Magic cookie


In computing, a magic cookie, or just cookie for short, is a token or short packet of data passed between communicating programs, where the data is typically not meaningful to the recipient program. The contents are opaque and not usually interpreted until the recipient passes the cookie data back to the sender or perhaps another program at a later time. The cookie is often used like a ticket to identify a particular event or transaction.
In some cases, recipient programs are able to meaningfully compare two cookies for equality.

Early use

The term magic cookie appears in the man page for the fseek routine in the C standard library, dating back at least to 1979, where it was stated:
An analogy is the token supplied at a coat check counter in real life. The token has no intrinsic meaning, but its uniqueness allows it to be exchanged for the correct coat when returned to the coat check counter.

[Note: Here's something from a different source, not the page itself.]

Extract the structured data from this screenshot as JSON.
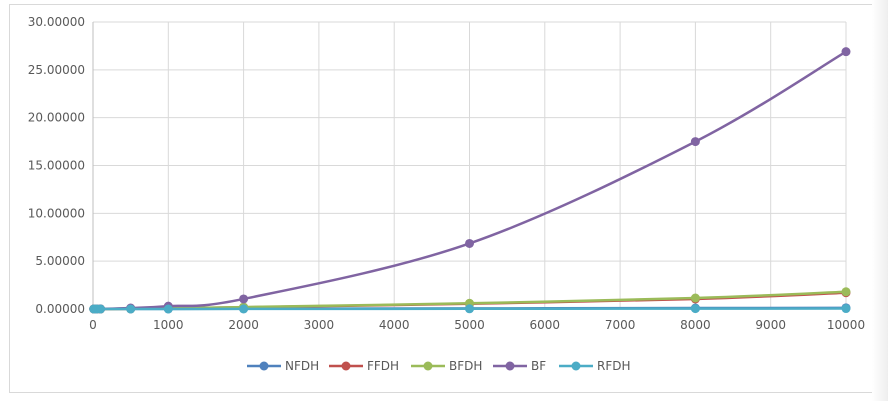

The coat check token is opaque because the way in which the counter staff are able to find the correct coat when the token is presented is immaterial to the person who wishes their coat returned. In other cases, the actual data of interest can be stored as name–value pairs directly on the cookie.
Cookies are used as identifying tokens in many computer applications. When one visits a website, the remote server may leave an HTTP cookie on one's computer, where they are often used to authenticate identity upon returning to the website.
Cookies are a component of the most common authentication method used by the X Window System.